Common exam traps (and how to avoid them)

  • Over-learning enzyme numbers – outcomes matter more than CYP names

  • Ignoring herbal drugs – St John’s wort is examinable

  • Missing timing clues – inhibition acts quickly; induction is delayed

  • Assuming all statins are equal – CYP3A4 metabolism matters

  • Forgetting pregnancy risk – OCP failure is a classic safety question


Practical study checklist

For structured pharmacology teaching aligned to MRCP Part 1, see:https://www.crackmedicine.com/lectures/


FAQs (People Also Ask)

Do I need to memorise CYP450 isoenzymes for MRCP Part 1?

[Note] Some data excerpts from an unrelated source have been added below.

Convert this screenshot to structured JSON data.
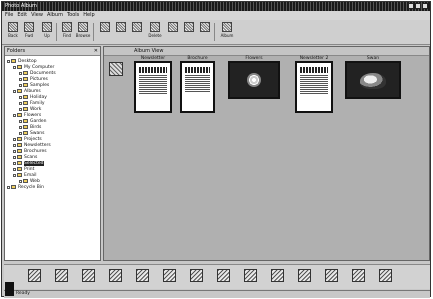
{
  "window": {
    "title": "Photo Album"
  },
  "menu": [
    "File",
    "Edit",
    "View",
    "Album",
    "Tools",
    "Help"
  ],
  "toolbar": {
    "buttons": [
      {
        "icon": "back-icon",
        "label": "Back"
      },
      {
        "icon": "forward-icon",
        "label": "Fwd"
      },
      {
        "icon": "up-icon",
        "label": "Up"
      },
      {
        "icon": "find-icon",
        "label": "Find"
      },
      {
        "icon": "browse-icon",
        "label": "Browse"
      },
      {
        "icon": "cut-icon",
        "label": ""
      },
      {
        "icon": "copy-icon",
        "label": ""
      },
      {
        "icon": "paste-icon",
        "label": ""
      },
      {
        "icon": "delete-icon",
        "label": "Delete"
      },
      {
        "icon": "rotate-icon",
        "label": ""
      },
      {
        "icon": "print-icon",
        "label": ""
      },
      {
        "icon": "slide-icon",
        "label": ""
      },
      {
        "icon": "album-icon",
        "label": "Album"
      }
    ]
  },
  "left_panel": {
    "title": "Folders",
    "tree": [
      {
        "label": "Desktop",
        "level": 0
      },
      {
        "label": "My Computer",
        "level": 1
      },
      {
        "label": "Documents",
        "level": 2
      },
      {
        "label": "Pictures",
        "level": 2
      },
      {
        "label": "Samples",
        "level": 2
      },
      {
        "label": "Albums",
        "level": 1
      },
      {
        "label": "Holiday",
        "level": 2
      },
      {
        "label": "Family",
        "level": 2
      },
      {
        "label": "Work",
        "level": 2
      },
      {
        "label": "Flowers",
        "level": 1
      },
      {
        "label": "Garden",
        "level": 2
      },
      {
        "label": "Birds",
        "level": 2
      },
      {
        "label": "Swans",
        "level": 2
      },
      {
        "label": "Projects",
        "level": 1
      },
      {
        "label": "Newsletters",
        "level": 1
      },
      {
        "label": "Brochures",
        "level": 1
      },
      {
        "label": "Scans",
        "level": 1
      },
      {
        "label": "Selected",
        "level": 1,
        "selected": true
      },
      {
        "label": "Print",
        "level": 1
      },
      {
        "label": "Email",
        "level": 1
      },
      {
        "label": "Web",
        "level": 2
      },
      {
        "label": "Recycle Bin",
        "level": 0
      }
    ]
  },
  "main": {
    "header": "Album View",
    "thumbnails": [
      {
        "caption": "Newsletter",
        "kind": "document"
      },
      {
        "caption": "Brochure",
        "kind": "document"
      },
      {
        "caption": "Flowers",
        "kind": "photo-flower"
      },
      {
        "caption": "Newsletter 2",
        "kind": "document"
      },
      {
        "caption": "Swan",
        "kind": "photo-swan"
      }
    ]
  },
  "dock": {
    "icons": [
      "scan-icon",
      "camera-icon",
      "photo-icon",
      "album-icon",
      "save-icon",
      "edit-icon",
      "paint-icon",
      "gallery-icon",
      "web-icon",
      "email-icon",
      "print-icon",
      "calendar-icon",
      "card-icon",
      "exit-icon"
    ]
  },
  "status": {
    "text": "Ready"
  }
}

No. The exam focuses on predictable interactions and clinical consequences, not detailed enzyme pathways.

Which CYP450 interaction is most commonly tested?

Warfarin with antibiotics (especially macrolides or azoles) causing raised INR and bleeding.

Are herbal medicines tested in MRCP Part 1?

Yes. St John’s wort is a classic CYP inducer linked to treatment failure.

How are oral contraceptive interactions examined?

Usually via enzyme induction (e.g. rifampicin) leading to contraceptive failure.


Ready to start?

CYP450 questions in MRCP Part 1 are high-yield and highly predictable. Learn the classic inducers and inhibitors, anchor them to real clinical outcomes, and practise applying them to short vignettes. With a small amount of focused revision, this topic can become a reliable source of marks rather than uncertainty.